Dynamic analysis against static: The first and second round of SDC and RMMRU survey has already established baseline data on migration. It provides information on the situation of respective families at the beginning of the process of migration. How were their socio-economic conditions prior to migration – income, expenditure, savings, resource endowment, living conditions, and educational achievement? What changes have migrant families experienced over the duration of migration? How such changes compare with households not having had any migration experience? What is the level of poverty of migrant households compared to non-migrant ones? In what avenues do the migrants invest? How do they contribute in community development? The robustness of the differences that was detected among migrant and non-migrant households in respect to poverty and consumption, between the first and second round of survey can be explained through adding new sets of questions.

Panel data and regression analysis: Panel data has a number of fundamental advantages over cross sectional with respect to regression analysis.

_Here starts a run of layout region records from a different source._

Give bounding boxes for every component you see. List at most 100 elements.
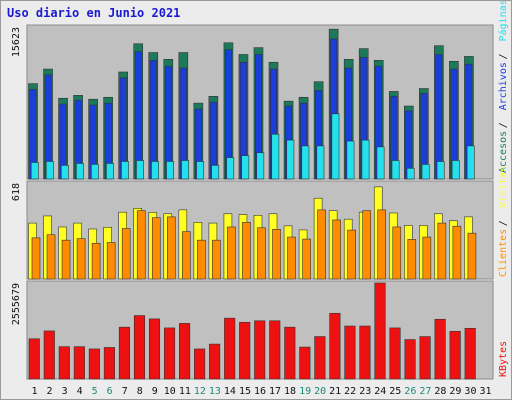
paginas-bar (466, 145, 475, 180)
day-label: 12 (194, 386, 206, 397)
clientes-bar (227, 226, 236, 280)
clientes-bar (136, 210, 146, 280)
day-label: 24 (374, 386, 386, 397)
clientes-bar (76, 238, 86, 280)
paginas-bar (376, 146, 385, 180)
paginas-bar (196, 161, 205, 180)
clientes-bar (242, 222, 251, 280)
legend-pginas: Páginas (497, 1, 509, 42)
chart-title: Uso diario en Junio 2021 (7, 6, 181, 20)
kbytes-bar (269, 320, 281, 380)
day-label: 28 (434, 386, 446, 397)
paginas-bar (60, 165, 69, 180)
day-label: 7 (122, 386, 128, 397)
clientes-bar (452, 225, 462, 280)
legend-separator: / (498, 122, 509, 128)
clientes-bar (377, 209, 387, 280)
kbytes-bar (118, 326, 130, 380)
paginas-bar (166, 161, 174, 180)
paginas-bar (286, 139, 295, 180)
clientes-bar (332, 219, 341, 280)
day-label: 18 (284, 386, 296, 397)
paginas-bar (136, 160, 144, 180)
day-label: 10 (164, 386, 176, 397)
day-label: 5 (92, 386, 98, 397)
paginas-bar (91, 164, 99, 180)
day-label: 30 (464, 386, 476, 397)
paginas-bar (436, 161, 445, 180)
kbytes-bar (58, 346, 70, 380)
kbytes-bar (148, 318, 161, 380)
paginas-bar (271, 133, 280, 180)
paginas-bar (361, 139, 370, 180)
day-label: 26 (404, 386, 416, 397)
kbytes-bar (194, 348, 206, 380)
day-label: 16 (254, 386, 266, 397)
clientes-bar (197, 239, 206, 280)
kbytes-bar (359, 325, 371, 380)
paginas-bar (421, 164, 430, 180)
day-label: 1 (32, 386, 38, 397)
day-label: 29 (449, 386, 461, 397)
kbytes-bar (449, 330, 461, 380)
legend-archivos: Archivos (498, 62, 509, 110)
legend-accesos: Accesos (498, 131, 509, 173)
clientes-bar (212, 239, 221, 280)
kbytes-bar (329, 312, 341, 380)
clientes-bar (121, 228, 131, 280)
panel-mid-max-label: 618 (11, 183, 22, 201)
paginas-bar (30, 162, 39, 180)
kbytes-bar (404, 339, 416, 380)
kbytes-bar (434, 318, 446, 380)
legend-separator: / (498, 53, 509, 59)
day-label: 2 (47, 386, 53, 397)
paginas-bar (121, 161, 129, 180)
kbytes-bar (163, 327, 176, 380)
clientes-bar (347, 229, 356, 280)
kbytes-bar (314, 336, 326, 380)
day-label: 23 (359, 386, 371, 397)
clientes-bar (31, 237, 41, 280)
clientes-bar (302, 238, 311, 280)
day-label: 17 (269, 386, 281, 397)
paginas-bar (391, 160, 400, 180)
legend-kbytes: KBytes (498, 341, 509, 377)
clientes-bar (106, 242, 116, 280)
paginas-bar (106, 163, 114, 180)
day-label: 21 (329, 386, 341, 397)
paginas-bar (301, 145, 310, 180)
clientes-bar (272, 228, 281, 280)
clientes-bar (166, 216, 176, 280)
paginas-bar (331, 113, 340, 180)
clientes-bar (257, 227, 266, 280)
clientes-bar (392, 226, 402, 280)
kbytes-bar (284, 326, 296, 380)
kbytes-bar (464, 327, 476, 380)
kbytes-bar (254, 320, 266, 380)
day-label: 11 (179, 386, 191, 397)
day-label: 3 (62, 386, 68, 397)
clientes-bar (437, 222, 447, 280)
clientes-bar (182, 231, 191, 280)
archivos-bar (134, 51, 142, 180)
paginas-bar (256, 152, 265, 180)
day-label: 4 (77, 386, 83, 397)
day-label: 22 (344, 386, 356, 397)
kbytes-bar (344, 325, 356, 380)
clientes-bar (467, 232, 477, 280)
paginas-bar (211, 165, 220, 180)
kbytes-bar (299, 346, 311, 380)
day-label: 27 (419, 386, 431, 397)
clientes-bar (422, 236, 432, 280)
paginas-bar (226, 157, 235, 180)
day-label: 20 (314, 386, 326, 397)
clientes-bar (362, 210, 372, 280)
clientes-bar (61, 239, 71, 280)
kbytes-bar (224, 317, 236, 380)
clientes-bar (407, 239, 417, 280)
kbytes-bar (179, 323, 191, 380)
kbytes-bar (389, 327, 401, 380)
paginas-bar (346, 140, 355, 180)
day-label: 13 (209, 386, 221, 397)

First, findings are not confounded by the presence of time invariant omitted variables, such as ability, as fixed effects models can be implemented on panel data effectively correcting the bias caused by omitted variables. Second, possible concerns over reverse causation – for example is a positive association between wealth and migration because migration facilitates the accumulation of wealth or because only the relatively well-off can afford to migrate – can be addressed using such panel data specific tools as difference in difference estimation and granger causality tests. Finally, panel data allows for much more precise identification of parameters than an otherwise similar cross section, as the effective numbers of observations are increased with each wave of the panel.

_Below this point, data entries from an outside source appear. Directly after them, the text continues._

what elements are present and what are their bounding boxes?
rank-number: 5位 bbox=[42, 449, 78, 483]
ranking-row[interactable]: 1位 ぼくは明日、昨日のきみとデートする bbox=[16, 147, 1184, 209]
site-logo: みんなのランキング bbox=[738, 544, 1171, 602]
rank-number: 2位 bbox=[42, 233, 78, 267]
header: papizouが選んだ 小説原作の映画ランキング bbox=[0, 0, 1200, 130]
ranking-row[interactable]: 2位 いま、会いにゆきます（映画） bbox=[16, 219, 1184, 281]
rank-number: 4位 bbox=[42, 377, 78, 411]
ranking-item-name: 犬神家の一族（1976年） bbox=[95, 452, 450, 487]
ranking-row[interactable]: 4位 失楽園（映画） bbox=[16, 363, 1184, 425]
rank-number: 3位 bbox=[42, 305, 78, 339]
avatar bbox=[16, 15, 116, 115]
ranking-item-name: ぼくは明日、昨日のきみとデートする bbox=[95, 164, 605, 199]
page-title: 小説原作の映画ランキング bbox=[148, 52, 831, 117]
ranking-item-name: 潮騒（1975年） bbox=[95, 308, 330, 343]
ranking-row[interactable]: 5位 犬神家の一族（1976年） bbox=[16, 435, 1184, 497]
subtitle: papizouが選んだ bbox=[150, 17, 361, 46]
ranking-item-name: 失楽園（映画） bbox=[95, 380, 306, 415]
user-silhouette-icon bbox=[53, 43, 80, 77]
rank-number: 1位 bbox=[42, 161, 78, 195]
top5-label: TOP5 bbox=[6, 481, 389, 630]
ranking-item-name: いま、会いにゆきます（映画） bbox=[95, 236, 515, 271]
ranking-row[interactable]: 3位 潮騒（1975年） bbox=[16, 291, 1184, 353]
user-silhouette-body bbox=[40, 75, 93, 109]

Monitoring impact of migration: Besides underscoring various changes experienced over time, panel households will further enable monitoring possible impacts of migration and inflow of remittances. Migration is prone to fluctuations in level, destination, composition and terms and conditions of employment particularly with respect to different variants of international migration. Political instability, war, ethnic problems could cause a sudden return flow of migrants; changing labour market situation could significantly underscore the composition of migrants; or decline in overseas market demand could have a dampening effect on terms and conditions of employment. Now presence of panel households could help immensely to monitor possible impact of any external shock to migration.

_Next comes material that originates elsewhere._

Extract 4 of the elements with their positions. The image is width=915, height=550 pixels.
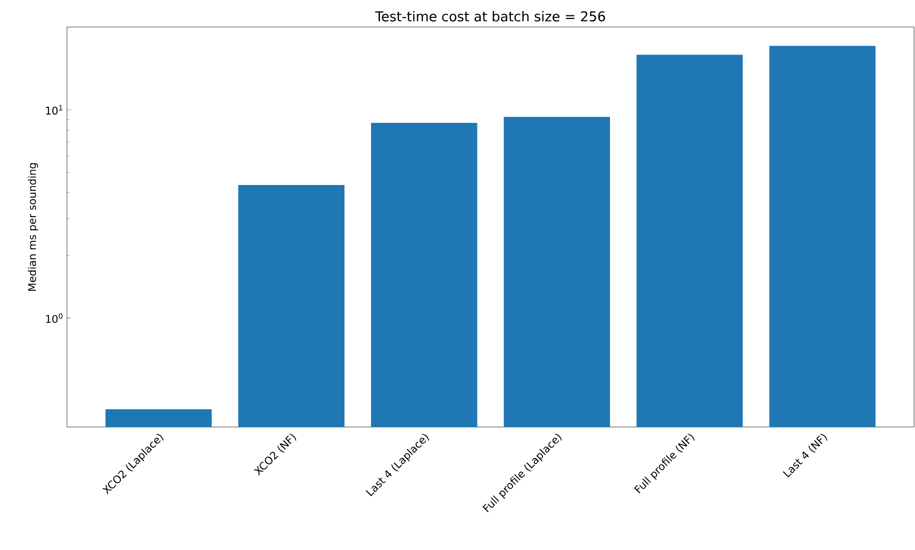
y-axis-title: Median ms per sounding [28,163,38,291]
chart-title: Test-time cost at batch size = 256 [375,11,605,22]
y-tick-label: 10$^{0}$ [46,313,62,323]
y-tick-label: 10$^{1}$ [46,105,62,115]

Policy appraisal and programme evaluation: No less important, a panel household can prove instrumental in designing and evaluating policies and programme aimed at maximizing latent opportunities of migration and minimizing any adverse consequences thereof. Data generated from regular monitoring of these households and following sudden changes in external situation will prove useful in understanding the need for and effectiveness of alternative policies. For instance, how effective were different policies taken by the government from time to time toward helping migrant families adjust to the absence of adult family members, what underscores effective channeling of remittances into productive purposes, what contribution has migration played in easing the poverty situation in migrant localities? All such questions can be answered through proper monitoring and evaluating the experiences of panel households.